EX-97 9 brka-ex97.htm EX-97 EX-97




Each executive officer shall repay or forfeit, to the fullest extent permitted by law and as directed by the Board of Directors of the Company (the “Board”), any annual incentive or other performance-based compensation awards (“Awards”) received by him or her on or after December 1, 2023 if:

the payment, grant or vesting of the Awards was based on the achievement of financial results that were subsequently the subject of an accounting restatement due to the material noncompliance of the Company with any financial reporting requirement under the securities laws, including any required restatement to correct an error in previously issued financial statements that is material to the previously issued financial statements with respect to the Company’s financial statements filed with the Securities and Exchange Commission, on or after October 2, 2023.
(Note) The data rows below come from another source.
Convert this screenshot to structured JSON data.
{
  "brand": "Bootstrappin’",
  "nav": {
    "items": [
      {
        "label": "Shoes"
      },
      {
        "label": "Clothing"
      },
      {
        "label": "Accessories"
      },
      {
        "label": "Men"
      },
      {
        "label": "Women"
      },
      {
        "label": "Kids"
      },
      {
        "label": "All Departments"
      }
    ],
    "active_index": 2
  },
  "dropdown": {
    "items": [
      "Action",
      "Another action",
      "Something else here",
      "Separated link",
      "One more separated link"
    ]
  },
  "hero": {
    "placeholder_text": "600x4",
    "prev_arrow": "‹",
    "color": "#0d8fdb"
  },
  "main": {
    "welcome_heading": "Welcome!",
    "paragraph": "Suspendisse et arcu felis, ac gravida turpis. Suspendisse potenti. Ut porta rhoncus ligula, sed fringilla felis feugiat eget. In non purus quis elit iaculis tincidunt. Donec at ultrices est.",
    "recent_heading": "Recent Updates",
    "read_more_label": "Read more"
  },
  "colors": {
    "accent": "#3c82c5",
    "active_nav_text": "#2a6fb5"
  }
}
the amount of the incentive-based compensation received during the three years immediately preceding the date the Company is required to prepare an accounting restatement exceeds the amount of incentive-based compensation that otherwise would have been received had it been determined by the restated amounts.

the Board determines in its sole discretion that it is in the best interests of the Company and its shareholders for the executive officer to repay or forfeit all or any portion of the Awards.
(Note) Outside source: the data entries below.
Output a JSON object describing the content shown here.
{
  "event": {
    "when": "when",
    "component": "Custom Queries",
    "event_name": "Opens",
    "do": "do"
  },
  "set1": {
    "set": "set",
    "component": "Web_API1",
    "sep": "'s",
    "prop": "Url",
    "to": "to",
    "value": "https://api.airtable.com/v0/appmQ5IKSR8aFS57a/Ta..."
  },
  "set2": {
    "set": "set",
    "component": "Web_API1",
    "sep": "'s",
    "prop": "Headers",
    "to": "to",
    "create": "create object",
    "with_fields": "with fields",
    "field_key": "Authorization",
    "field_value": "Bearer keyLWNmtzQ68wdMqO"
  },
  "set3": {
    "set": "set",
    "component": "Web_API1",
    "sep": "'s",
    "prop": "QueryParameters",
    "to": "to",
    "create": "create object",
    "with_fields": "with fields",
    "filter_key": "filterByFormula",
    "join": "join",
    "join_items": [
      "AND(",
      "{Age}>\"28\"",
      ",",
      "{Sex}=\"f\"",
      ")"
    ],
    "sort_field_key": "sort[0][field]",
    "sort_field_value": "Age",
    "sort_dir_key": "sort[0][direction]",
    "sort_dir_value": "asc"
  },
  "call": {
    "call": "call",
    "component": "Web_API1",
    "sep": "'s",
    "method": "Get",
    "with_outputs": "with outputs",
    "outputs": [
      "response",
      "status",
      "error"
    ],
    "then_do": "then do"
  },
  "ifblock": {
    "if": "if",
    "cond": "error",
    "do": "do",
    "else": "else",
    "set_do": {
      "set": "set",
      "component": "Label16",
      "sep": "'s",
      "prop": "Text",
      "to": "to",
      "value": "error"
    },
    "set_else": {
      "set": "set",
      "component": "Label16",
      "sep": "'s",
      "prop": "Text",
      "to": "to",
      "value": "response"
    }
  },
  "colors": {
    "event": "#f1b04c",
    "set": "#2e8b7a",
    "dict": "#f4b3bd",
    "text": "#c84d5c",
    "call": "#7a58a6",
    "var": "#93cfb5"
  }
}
The Board’s independent directors, as identified pursuant to applicable exchange listing standards, shall have full and final authority to make all determinations under this Policy, including without limitation whether the Policy applies and if so, the amount of the Awards to be repaid or forfeited by the executive officer. All determinations and decisions made by the Board’s independent directors pursuant to the provisions of this Policy shall be final, conclusive and binding on all persons, including the Company, its affiliates, its shareholders and employees.
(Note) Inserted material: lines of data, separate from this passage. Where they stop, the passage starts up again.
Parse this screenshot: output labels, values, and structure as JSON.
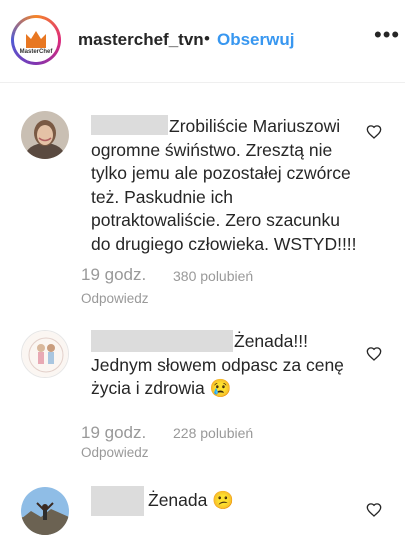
{
  "header": {
    "username": "masterchef_tvn",
    "separator": "•",
    "follow_label": "Obserwuj",
    "more_label": "•••",
    "logo_text": "MasterChef"
  },
  "comments": [
    {
      "text": "Zrobiliście Mariuszowi\nogromne świństwo. Zresztą nie\ntylko jemu ale pozostałej czwórce\nteż. Paskudnie ich\npotraktowaliście. Zero szacunku\ndo drugiego człowieka. WSTYD!!!!",
      "time": "19 godz.",
      "likes": "380 polubień",
      "reply": "Odpowiedz"
    },
    {
      "text": "Żenada!!!\nJednym słowem odpasc za cenę\nżycia i zdrowia 😢",
      "time": "19 godz.",
      "likes": "228 polubień",
      "reply": "Odpowiedz"
    },
    {
      "text": "Żenada 😕"
    }
  ],
  "colors": {
    "accent": "#3897f0",
    "text": "#262626",
    "muted": "#999999",
    "redacted": "#dcdcdc"
  }
}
Each award agreement or other document setting forth the terms and conditions of any annual incentive or other performance-based award granted to an executive officer shall be deemed to include the provisions of this Policy. The remedy specified in this policy shall not be exclusive and shall be in addition to every other right or remedy at law or in equity that may be available to the Company.

As adopted by the Governance, Nominating and Compensation Committee of the Board of Directors of the Company on December 1, 2023.